Intro Into Navigation In Godot
Navigation: The Path from A to B
At its most basic level, Navigation is the logic that determines how an NPC or Enemy moves from a starting point (A) to a target (B).
To make this work in a complex 3D world, we use Navigation Regions and NavigationMeshes. These tell the engine what space is "walkable" and what obstacles exist between the two points so the agent can find the most efficient route.
The Godot Navigation Stack
In Godot, navigation is handled through a specific hierarchy that feeds into a centralized server.
1. NavigationServer3D (The Brain)
This is the core of the entire system. It manages the Navigation Map. The server doesn't care about your 3D nodes or meshes directly; it only cares about the mathematical representation of the walkable space.
2. NavigationRegion3D & NavigationMesh (The Map)
The NavigationRegion3D is a node that contributes data to the Server's map.
- It requires a NavigationMesh (the actual geometry data) as a resource.
- The Mesh defines where the "floor" is. Without a Region and a Mesh, the Server has no map to work with.

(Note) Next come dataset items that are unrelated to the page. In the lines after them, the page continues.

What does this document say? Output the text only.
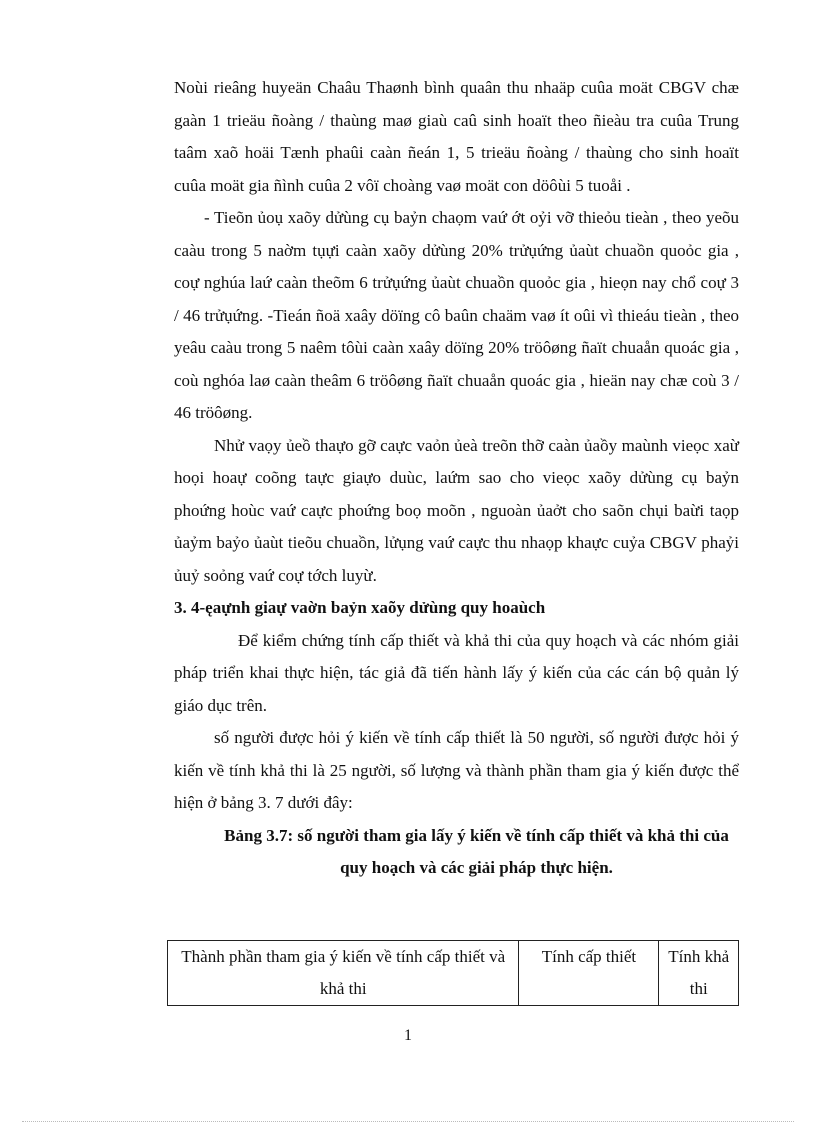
Noùi rieâng huyeän Chaâu Thaønh bình quaân thu nhaäp cuûa moät CBGV chæ gaàn 1 trieäu ñoàng / thaùng maø giaù caû sinh hoaït theo ñieàu tra cuûa Trung taâm xaõ hoäi Tænh phaûi caàn ñeán 1, 5 trieäu ñoàng / thaùng cho sinh hoaït cuûa moät gia ñình cuûa 2 vôï choàng vaø moät con döôùi 5 tuoåi .

- Tieõn ủoụ xaõy dửùng cụ baỷn chaọm vaứ ớt oỷi vỡ thieỏu tieàn , theo yeõu caàu trong 5 naờm tụựi caàn xaõy dửùng 20% trửụứng ủaùt chuaồn quoỏc gia , coự nghúa laứ caàn theõm 6 trửụứng ủaùt chuaồn quoỏc gia , hieọn nay chổ coự 3 / 46 trửụứng. -Tieán ñoä xaây döïng cô baûn chaäm vaø ít oûi vì thieáu tieàn , theo yeâu caàu trong 5 naêm tôùi caàn xaây döïng 20% tröôøng ñaït chuaån quoác gia , coù nghóa laø caàn theâm 6 tröôøng ñaït chuaån quoác gia , hieän nay chæ coù 3 / 46 tröôøng.

Nhử vaọy ủeồ thaựo gỡ caực vaỏn ủeà treõn thỡ caàn ủaồy maùnh vieọc xaừ hoọi hoaự coõng taực giaựo duùc, laứm sao cho vieọc xaõy dửùng cụ baỷn phoứng hoùc vaứ caực phoứng boọ moõn , nguoàn ủaởt cho saõn chụi baừi taọp ủaỷm baỷo ủaùt tieõu chuaồn, lửụng vaứ caực thu nhaọp khaực cuỷa CBGV phaỷi ủuỷ soỏng vaứ coự tớch luyừ.

3. 4-ęaựnh giaự vaờn baỷn xaõy dửùng quy hoaùch

Để kiểm chứng tính cấp thiết và khả thi của quy hoạch và các nhóm giải pháp triển khai thực hiện, tác giả đã tiến hành lấy ý kiến của các cán bộ quản lý giáo dục trên.

số người được hỏi ý kiến về tính cấp thiết là 50 người, số người được hỏi ý kiến về tính khả thi là 25 người, số lượng và thành phần tham gia ý kiến được thể hiện ở bảng 3. 7 dưới đây:

Bảng 3.7: số người tham gia lấy ý kiến về tính cấp thiết và khả thi của quy hoạch và các giải pháp thực hiện.

Thành phần tham gia ý kiến về tính cấp thiết và khả thi	Tính cấp thiết	Tính khả thi
1
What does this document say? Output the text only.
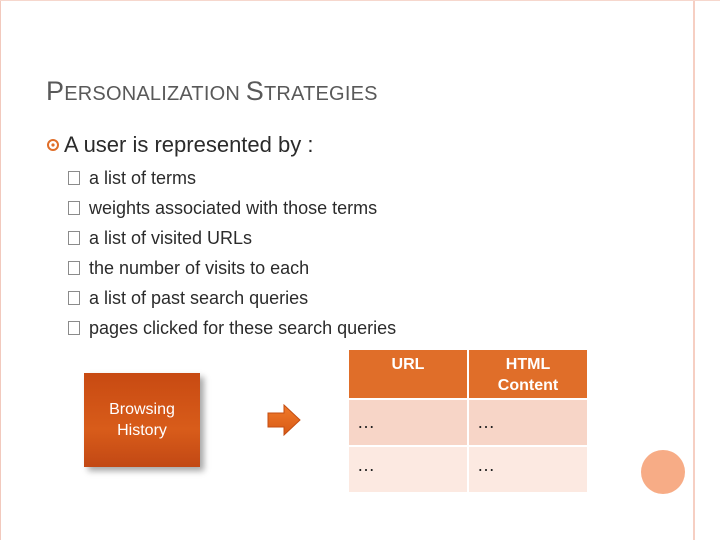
PERSONALIZATION STRATEGIES
A user is represented by :
a list of terms
weights associated with those terms
a list of visited URLs
the number of visits to each
a list of past search queries
pages clicked for these search queries
Browsing History
URL	HTML Content
…	…
…	…
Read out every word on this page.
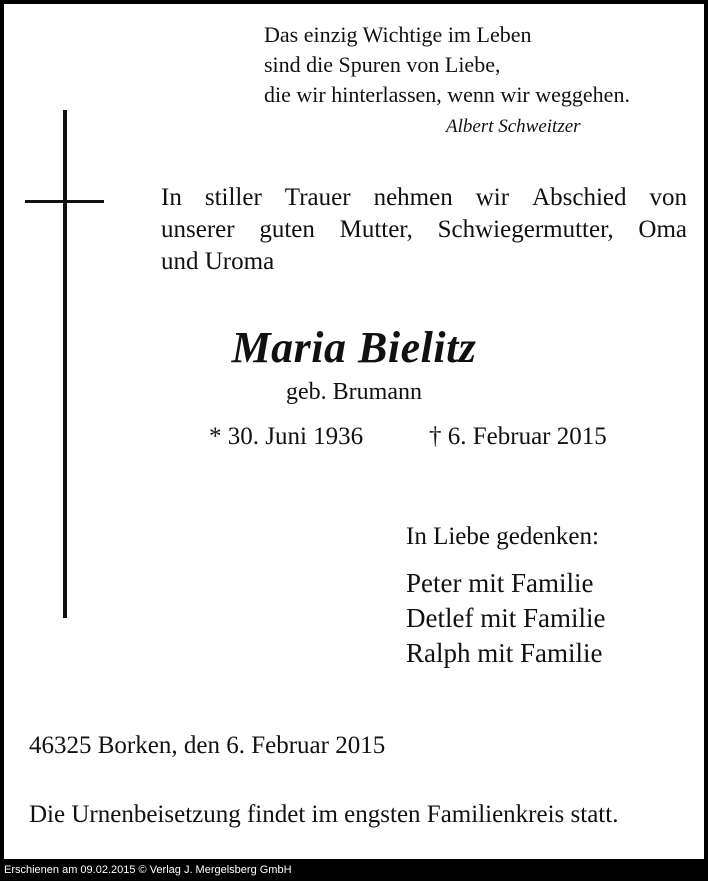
Das einzig Wichtige im Leben
sind die Spuren von Liebe,
die wir hinterlassen, wenn wir weggehen.
Albert Schweitzer
In stiller Trauer nehmen wir Abschied von
unserer guten Mutter, Schwiegermutter, Oma
und Uroma
Maria Bielitz
geb. Brumann
* 30. Juni 1936	† 6. Februar 2015
In Liebe gedenken:
Peter mit Familie
Detlef mit Familie
Ralph mit Familie
46325 Borken, den 6. Februar 2015
Die Urnenbeisetzung findet im engsten Familienkreis statt.
Erschienen am 09.02.2015 © Verlag J. Mergelsberg GmbH
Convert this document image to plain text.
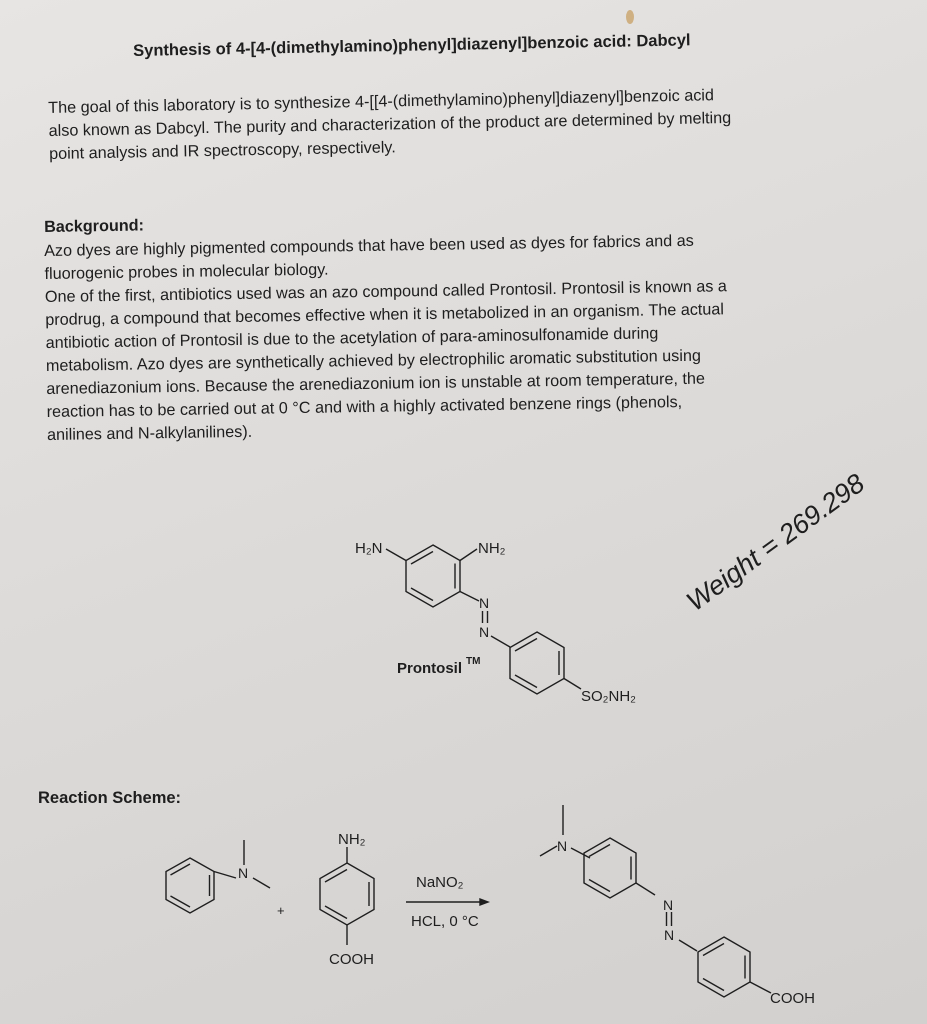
Synthesis of 4-[4-(dimethylamino)phenyl]diazenyl]benzoic acid: Dabcyl
The goal of this laboratory is to synthesize 4-[[4-(dimethylamino)phenyl]diazenyl]benzoic acid
also known as Dabcyl. The purity and characterization of the product are determined by melting
point analysis and IR spectroscopy, respectively.
Background:
Azo dyes are highly pigmented compounds that have been used as dyes for fabrics and as
fluorogenic probes in molecular biology.
One of the first, antibiotics used was an azo compound called Prontosil. Prontosil is known as a
prodrug, a compound that becomes effective when it is metabolized in an organism. The actual
antibiotic action of Prontosil is due to the acetylation of para-aminosulfonamide during
metabolism. Azo dyes are synthetically achieved by electrophilic aromatic substitution using
arenediazonium ions. Because the arenediazonium ion is unstable at room temperature, the
reaction has to be carried out at 0 °C and with a highly activated benzene rings (phenols,
anilines and N-alkylanilines).
H₂N	NH₂
N
N
Prontosil TM
SO₂NH₂
Weight = 269.298
N
+
NH₂
COOH
NaNO₂
HCL, 0 °C
N
N
N
COOH
Reaction Scheme:
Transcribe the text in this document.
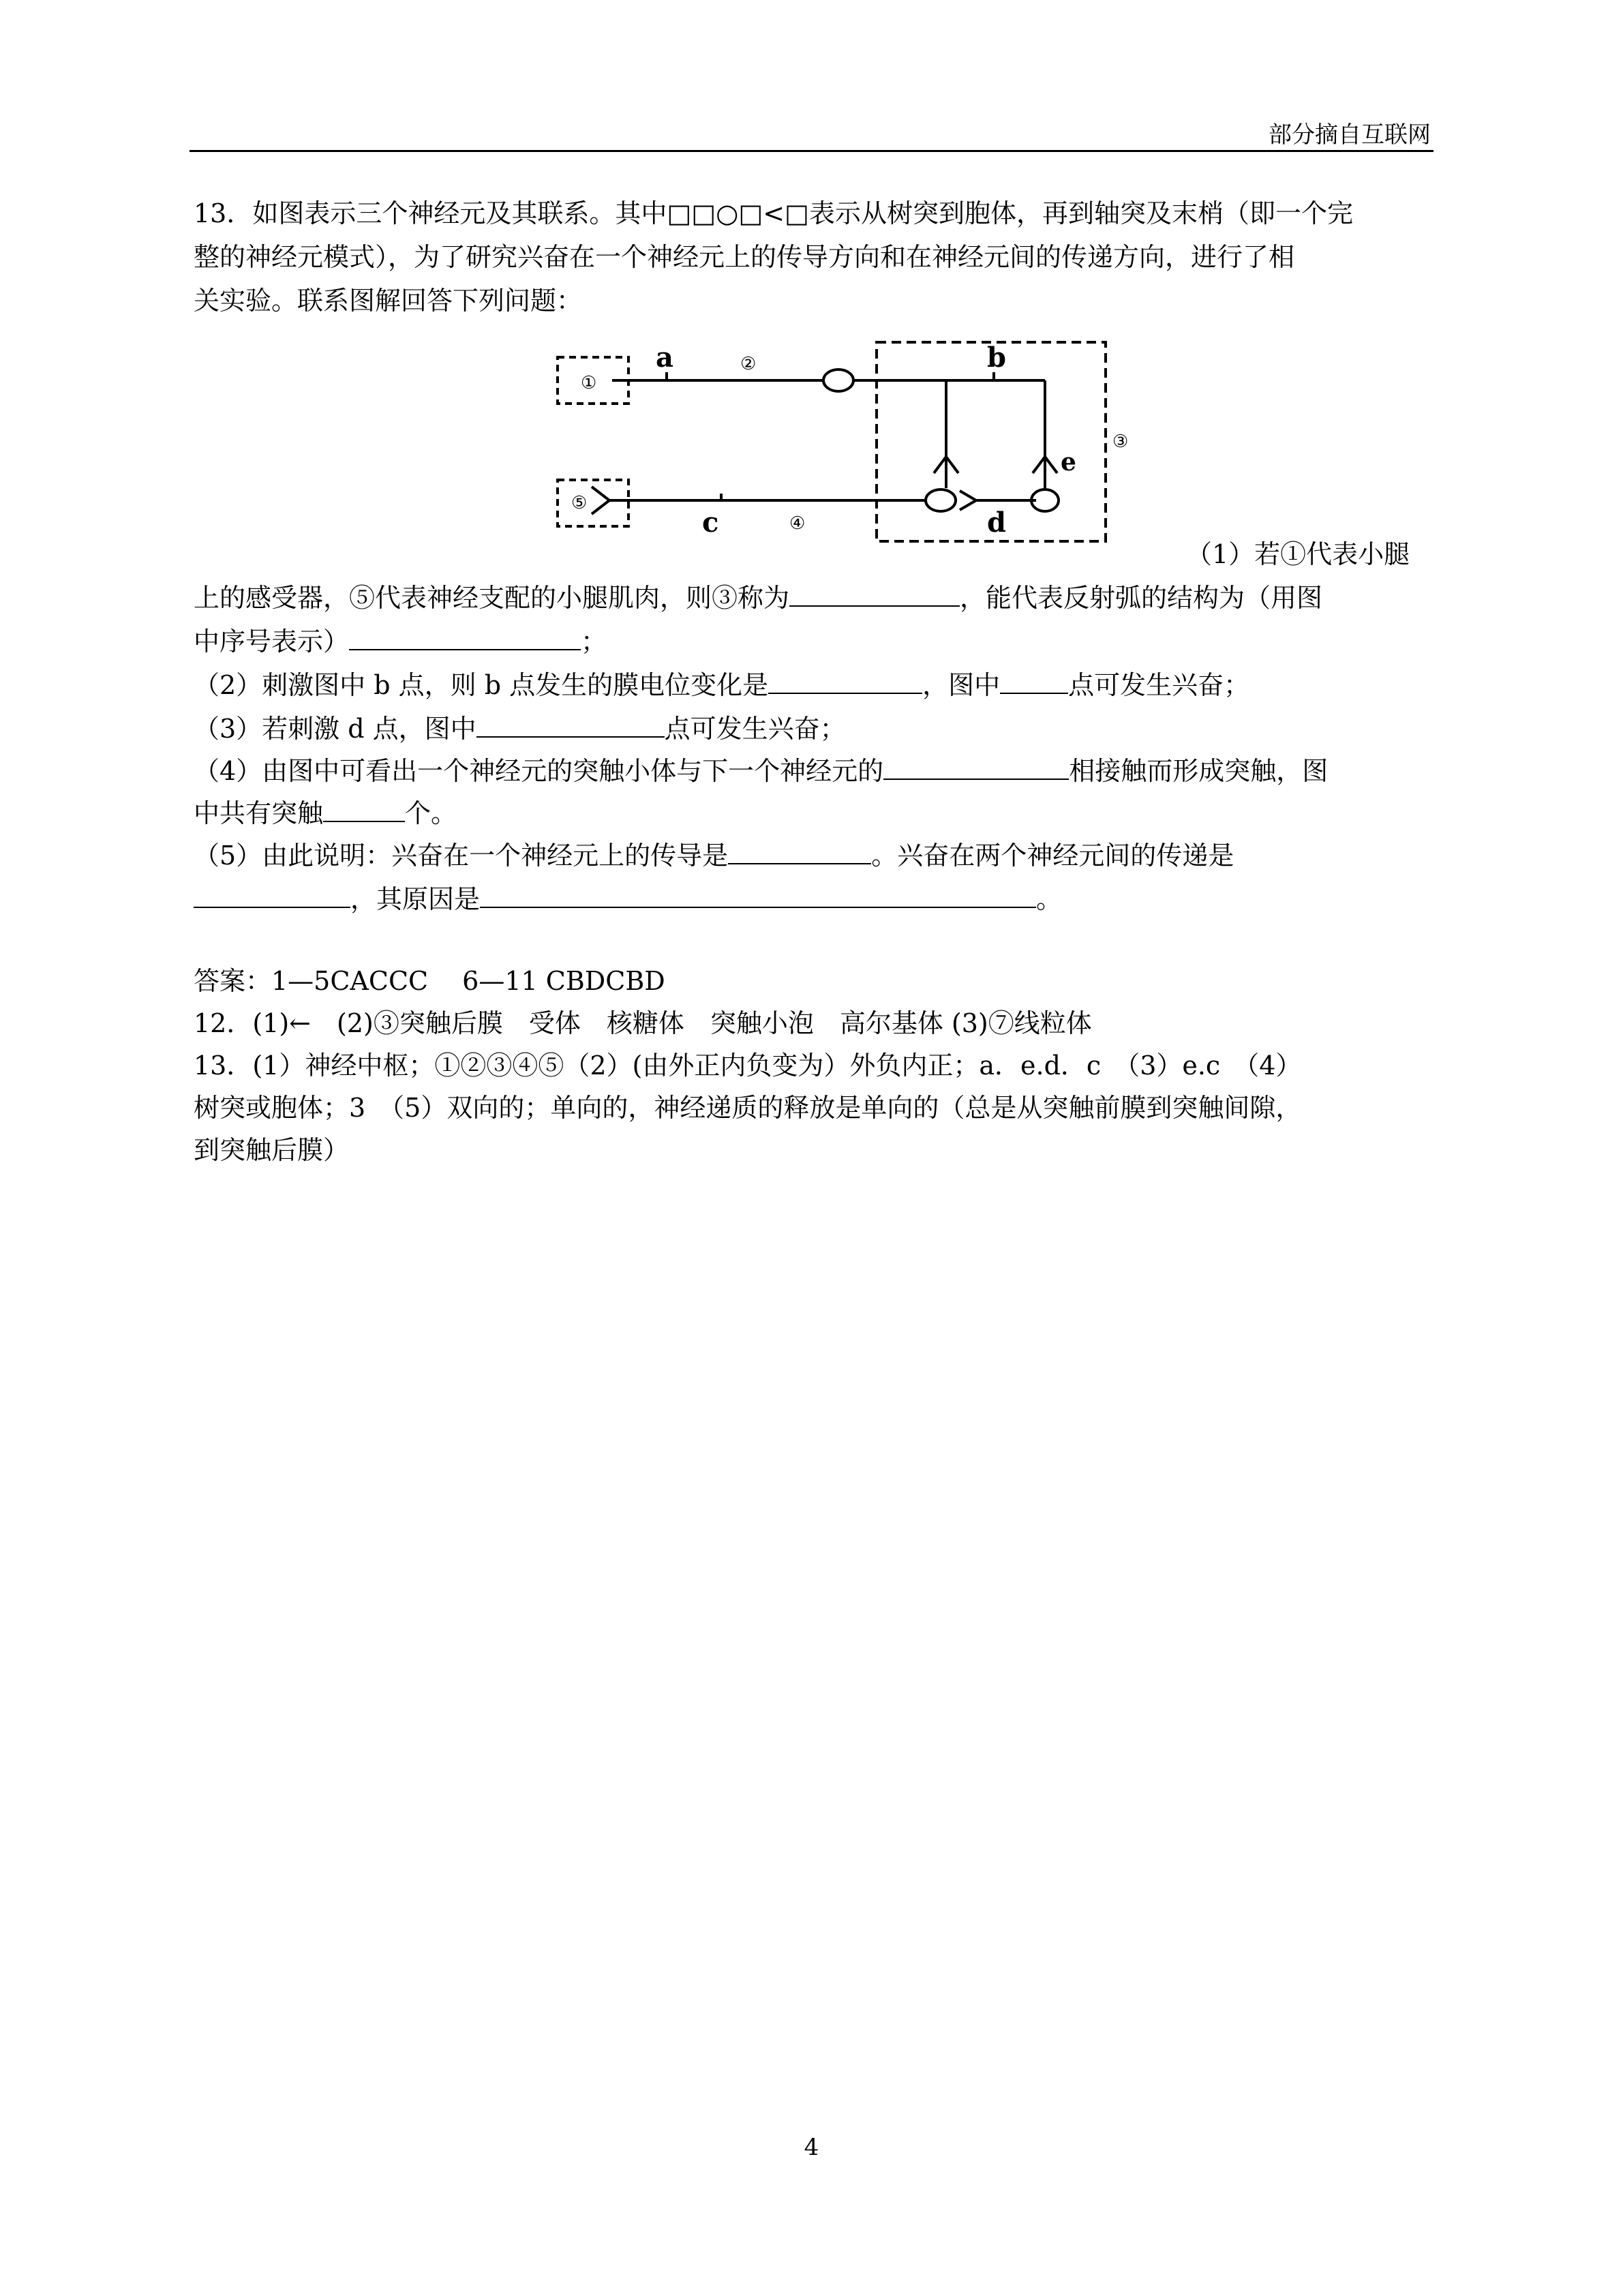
部分摘自互联网
13．如图表示三个神经元及其联系。其中□□○□<□表示从树突到胞体，再到轴突及末梢（即一个完
整的神经元模式），为了研究兴奋在一个神经元上的传导方向和在神经元间的传递方向，进行了相
关实验。联系图解回答下列问题：
①
a	②	b
③
e
⑤
c	④	d
（1）若①代表小腿
上的感受器，⑤代表神经支配的小腿肌肉，则③称为	，能代表反射弧的结构为（用图
中序号表示）	；
（2）刺激图中 b 点，则 b 点发生的膜电位变化是	，图中	点可发生兴奋；
（3）若刺激 d 点，图中	点可发生兴奋；
（4）由图中可看出一个神经元的突触小体与下一个神经元的	相接触而形成突触，图
中共有突触	个。
（5）由此说明：兴奋在一个神经元上的传导是	。兴奋在两个神经元间的传递是
，其原因是	。
答案：1—5CACCC　 6—11 CBDCBD
12．(1)←　(2)③突触后膜　受体　核糖体　突触小泡　高尔基体 (3)⑦线粒体
13．(1）神经中枢；①②③④⑤（2）(由外正内负变为）外负内正；a．e.d．c　（3）e.c　（4）
树突或胞体；3　（5）双向的；单向的，神经递质的释放是单向的（总是从突触前膜到突触间隙，
到突触后膜）
4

3. NavigationAgent3D (The Traveler)
The NavigationAgent3D is the node you attach to your Enemy or NPC.
- It looks at the Map provided by the NavigationServer.
- It calculates the path to Point B and provides you with the "Next Path Position."
- It also handles Obstacle Avoidance (RVO) so agents don't walk through each other.
How it works "On the Job"
In a real project, the workflow looks like this:
- Bake the Mesh: You take your environment and "Bake" a
NavigationMesh. This creates the polygons the AI can walk on. - Assign the Target: You tell the
NavigationAgent3Ditstarget_position. - Fetch the Velocity: Every physics frame, you ask the agent where it needs to go next to reach the target.
The Unreal Transition: If you are coming from Unreal, the NavigationRegion3D is similar to a Nav Mesh Bounds Volume, but it is more modular. You can have multiple regions that connect dynamically, which is great for moving platforms or opening doors.
This doesn't cover object avoidance, or any other advanced topics.